Marcelo sets his imagination free in his work, exploring the elements of the unconscious. He examines universal themes like nature, death, beauty, and the passing of time. To express his observations from the world of the imagination he uses the surreal and symbolic language of his paintings.
To me, he says, my art is about moving forward, finding new ways to express the dreamlike elements of the imagination.
The strong folklore traditions of his native Bolivia add a mystical energy to his artwork.
Marcelo has always been drawn to different media and techniques. He is a careful illustrator and a very precise and detailed painter.
He uses traditional oil painting techniques when working on his larger canvas works and utilizes a combination of oils and heavy glazes for his miniatures.

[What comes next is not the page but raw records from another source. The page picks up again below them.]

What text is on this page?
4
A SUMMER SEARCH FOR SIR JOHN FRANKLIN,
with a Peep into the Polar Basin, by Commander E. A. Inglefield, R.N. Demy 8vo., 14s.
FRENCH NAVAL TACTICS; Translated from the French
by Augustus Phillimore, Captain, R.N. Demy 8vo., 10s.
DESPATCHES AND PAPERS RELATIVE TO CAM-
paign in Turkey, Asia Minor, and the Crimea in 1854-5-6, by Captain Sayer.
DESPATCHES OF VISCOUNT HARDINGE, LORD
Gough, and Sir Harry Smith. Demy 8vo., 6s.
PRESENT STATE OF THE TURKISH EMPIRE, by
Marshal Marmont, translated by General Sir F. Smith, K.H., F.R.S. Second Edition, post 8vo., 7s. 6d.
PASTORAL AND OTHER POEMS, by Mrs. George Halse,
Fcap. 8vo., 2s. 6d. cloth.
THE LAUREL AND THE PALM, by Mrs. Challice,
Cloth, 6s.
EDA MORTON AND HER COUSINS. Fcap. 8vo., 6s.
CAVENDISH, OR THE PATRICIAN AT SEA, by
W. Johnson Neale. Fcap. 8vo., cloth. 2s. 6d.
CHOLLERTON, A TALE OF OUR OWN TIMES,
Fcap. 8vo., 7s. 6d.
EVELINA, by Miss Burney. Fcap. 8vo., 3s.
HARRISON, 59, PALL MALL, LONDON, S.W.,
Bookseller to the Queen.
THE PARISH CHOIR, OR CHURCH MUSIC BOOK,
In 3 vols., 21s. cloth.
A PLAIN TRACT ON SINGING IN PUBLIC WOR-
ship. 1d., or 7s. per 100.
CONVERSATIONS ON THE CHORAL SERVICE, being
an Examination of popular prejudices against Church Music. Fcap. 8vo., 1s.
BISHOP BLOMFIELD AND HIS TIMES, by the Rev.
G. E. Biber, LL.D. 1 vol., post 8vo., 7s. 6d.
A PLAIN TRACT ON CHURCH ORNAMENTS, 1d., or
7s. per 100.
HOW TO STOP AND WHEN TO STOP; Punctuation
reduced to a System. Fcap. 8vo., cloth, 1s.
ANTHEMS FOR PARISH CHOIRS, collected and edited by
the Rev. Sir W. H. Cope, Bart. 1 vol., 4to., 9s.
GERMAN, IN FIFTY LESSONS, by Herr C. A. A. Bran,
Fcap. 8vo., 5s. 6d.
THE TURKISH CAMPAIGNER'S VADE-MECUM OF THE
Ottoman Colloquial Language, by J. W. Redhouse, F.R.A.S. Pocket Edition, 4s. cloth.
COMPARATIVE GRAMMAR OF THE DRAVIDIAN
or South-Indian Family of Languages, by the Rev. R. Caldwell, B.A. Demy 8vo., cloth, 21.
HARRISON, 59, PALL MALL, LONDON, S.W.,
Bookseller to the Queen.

Marcelo’s imagery is like no other. Working in a very personal and surrealist style, the artist is able to conjure a variety of subjects for his artwork. They are sometimes rooted in the rich stories of his native homeland or can emerge fully formed from his own creative soul.
Marcelo was born in Bolivia, in 1970, in the mining city of Oruro, located in the mid-western part of the country. From an early age, he showed a passion for drawing, motivated by his uncle, a professional photographer who lived nearby. He focused solely on drawings as the main motor of his creations, displaying an interest in colors that led to the exploration of watercolors, pastels, and colored pencils. During this stage of his life his artwork was primarily focused on insects, animals, houses and portraits on paper and cardboards.
In his teens, Marcelo began taking trips to Potosi with his father and brother. They visited churches and museums, examining the rich cultural heritage of the old colonial city. He became absorbed in religious art and created a series of sacred scenes. Through his fine art professor, Martitza Ajuacho, Marcelo began to show this work, first in a group shows then in a solo an exhibition in La Paz.
In 1992, Suaznabar traveled to Santiago in nearby Chile to attend art school at the Catholic University. He studied under professor Roberto Farriol and the experience led to selection into an emerging artist show back in Bolivia. This lead to further exhibitions and to the exploration of different themes.
In 1999, he participated in a large art festival in Brazil that focused on environmental issues. His work about the fragile environment and ecological disaster called Live Nature Dead Nature was then exhibited at Bolivia’s National Museum of Art.
In 2000, he married Milenka Azuga and soon after immigrated to Canada. Marcelo and his family currently reside just outside of Toronto, Ontario.
Marcelo has had a number of successful shows in his native Bolivia and in the principal capitals of countries in South America. His work is currently showing in galleries throughout Canada, Mexico, Spain, Germany and the United States.